I think we can remove function name from the extracted task key and simply show one of them for debugging. I’ll prepare a PR today.

comaniac · July 26, 2021, 8:09pm

PR filed

github.com/apache/tvm

Ansor fix task ext

apache:main ← comaniac:ansor_fix_task_ext

opened 08:08PM - 26 Jul 21 UTC

comaniac

+110 -73

Per discussion in https://discuss.tvm.apache.org/t/te-compiler-device-type-error…-in-updatemainworkspacesize/10536/5, the updated TE compiler has a different behavior as the old compile engine in terms of visiting each Relay function for compilation. Specifically, TE compiler now makes sure the function name is unique when it appears multiple times in a model. This breaks the current task extraction mechanism, which uses function name and TE compute hash as the key to de-duplicate tasks.
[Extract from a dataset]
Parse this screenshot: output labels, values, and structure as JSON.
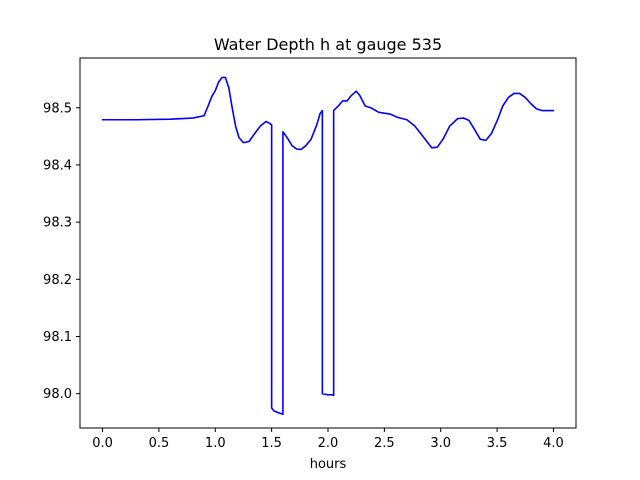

As a result, the same task will be extracted multiple times, and all tasks have the weight 1. This PR makes the following changes to resolve this issue: 1. Change the type of `wkl_key_to_weight` from `Dict[str, int]` to `Dict[str, Tuple[int, Set[Str]]]`, mapping from a workload key to the weight as well as associated function names. In this way, we guarantee that functions with the same TE compute will be extracted once. 2. Add `func_name_to_wkl_key`, mapping from the unique function name to its workload key. When TE compiler is used and `te_compiler_update_weights` is invoked, it obtains the workload key of the given function and aggregate the weights. 3. Refactor unit tests to be pytest parameterized. Also improve the control flow test to have 2 identical Conv2Ds. Without this PR, this test will fail because it falls back to use VM compiler due to the control flow and extracts 2 identical tasks. cc @masahi @csullivan @jroesch @merrymercy

jroesch · July 28, 2021, 5:02pm

I will follow up directly on GitHub, I think we will need to iterate on task extraction as we clean up the lowering, etc. I am preparing an RFC on unifying the lowering.